Benda bergerak dapat dibagi bedasarkan sifatnya dan berdasarkan wujudnya.
Berdasarkan sifatnya diklasifikasikan menjadi :
- mudah meledak;
- mudah menguap;
- mudah rusak; dan
- mudah terbakar.
Sedangkan benda bergerak berdasarkan wujudnya dibagi menjadi :
- padat
3
- cair
- gas
b. Benda Tidak Bergerak yaitu benda yang selain dari benda bergerak.
Contohnya yaitu :
- tanah beserta bangunan yang berdiri di atasnya;
- kayu tebangan dari hutan dan kayu dari pohon-pohon yang berbatang tinggi
selama kayu-kayuan itu belum dipotong;
- kapal laut dengan tonase yang ditetapkan dengan ketentuan; dan
- pesawat terbang.
2.2 Tata Cara Pengumpulan Barang Bukti
Barang bukti merupakan benda yang untuk sementara oleh pejabat yang berwenang
diambil alih dan atau disimpan dibawah penguasaannya, karena diduga tersangkut dalam
suatu tindak pidana. Tujuan penguasaaan sementara benda tersebut adalah untuk kepentingan
penyidikan, penuntutan dan pembuktian di sidang pengadilan.2
Barang bukti dapat diperoleh penyidik melalui:2
1. Pemeriksaan di Tempat Kejadian Perkara (TKP)
2. Penggeledahan
3. Diserahkan langsung oleh saksi pelapor atau tersangka
4. Diambil dari pihak ketiga
5. Barang temuan
Pengertian mengenai penyitaan, tercantum dalam Pasal 1 butir 16 KUHAP, yaitu
serangkaian tindakan penyidik untuk mengambil alih dan atau menyimpan dibawah
penguasaannya benda bergerak, berwujud,atau tidak berwujud untuk kepentingan pembuktian
dalam penyidikan, penuntutan, dan pemeriksaan di sidang pengadilan. 2
Dari definisi tersebut di atas dapat ditarik kesimpulan sebagai berikut :
4
1. Penyitaan termasuk tahap penyidikan karena dikatakan “.....serangkaian tindakan
penyidik untuk....................”
2. Penyitaan bersifat pengambil-alihan atau penyimpanan di bawah penguasaan
penyidik suatu benda milik orang lain.
3. Benda yang disita itu berupa benda bergerak dan tidak bergerak, berwujud dan tidak
berwujud.
4. Penyitaan itu untuk tujuan kepentingan pembuktian.

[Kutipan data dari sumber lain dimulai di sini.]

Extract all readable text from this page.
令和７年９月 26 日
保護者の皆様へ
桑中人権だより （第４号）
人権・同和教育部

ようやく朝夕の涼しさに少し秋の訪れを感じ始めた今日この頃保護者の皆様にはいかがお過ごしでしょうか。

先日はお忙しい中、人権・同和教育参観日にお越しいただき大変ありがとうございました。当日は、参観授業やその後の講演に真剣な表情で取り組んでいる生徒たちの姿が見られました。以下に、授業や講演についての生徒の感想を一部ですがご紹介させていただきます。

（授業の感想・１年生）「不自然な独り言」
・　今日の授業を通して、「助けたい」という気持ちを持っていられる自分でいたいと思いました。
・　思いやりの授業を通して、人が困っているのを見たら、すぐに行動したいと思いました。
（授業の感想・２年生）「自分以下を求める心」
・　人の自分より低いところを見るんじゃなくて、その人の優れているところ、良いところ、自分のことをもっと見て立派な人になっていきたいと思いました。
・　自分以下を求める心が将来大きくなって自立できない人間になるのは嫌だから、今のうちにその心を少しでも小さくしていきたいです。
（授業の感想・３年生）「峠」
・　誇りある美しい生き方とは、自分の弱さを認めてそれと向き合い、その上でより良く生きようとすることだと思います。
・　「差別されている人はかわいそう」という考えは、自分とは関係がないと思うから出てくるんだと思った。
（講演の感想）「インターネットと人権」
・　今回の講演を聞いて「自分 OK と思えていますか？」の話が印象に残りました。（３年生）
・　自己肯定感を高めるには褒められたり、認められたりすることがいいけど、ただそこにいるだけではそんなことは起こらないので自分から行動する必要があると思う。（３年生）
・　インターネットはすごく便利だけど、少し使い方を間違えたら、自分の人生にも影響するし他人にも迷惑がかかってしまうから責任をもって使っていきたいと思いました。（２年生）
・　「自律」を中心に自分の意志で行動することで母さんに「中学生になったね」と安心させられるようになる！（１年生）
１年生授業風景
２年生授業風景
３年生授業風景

2.2.1 Benda – benda yang dapat disita
Menurut A. Hamzah biasanya benda yang dapat disita berupa “yang digunakan untuk
melakukan delik” dikenal “dengan mana delik dilakukan” dan “benda yang menjadi objek
delik” dikenal dengan “ mengenai mana delik dilakukan” . Sedangkan secara umum benda
yang dapat disita dapat dibedakan menjadi :2
a. Benda yang dipergunakan sebagai Alat untuk melakukan tindakan ;
(didalam ilmu hukum disebut “Instrumental delicti”.
b. Benda yang diperoleh atau hasil dari suatu tindak pidana ;
(disebut juga “corpora delicti”).
c. Benda – benda lain yang tidak secara langsung mempunyai hubungan dengan tindak
pidana, tetapi mempunyai alasan yang kuat untuk bahan pembuktian.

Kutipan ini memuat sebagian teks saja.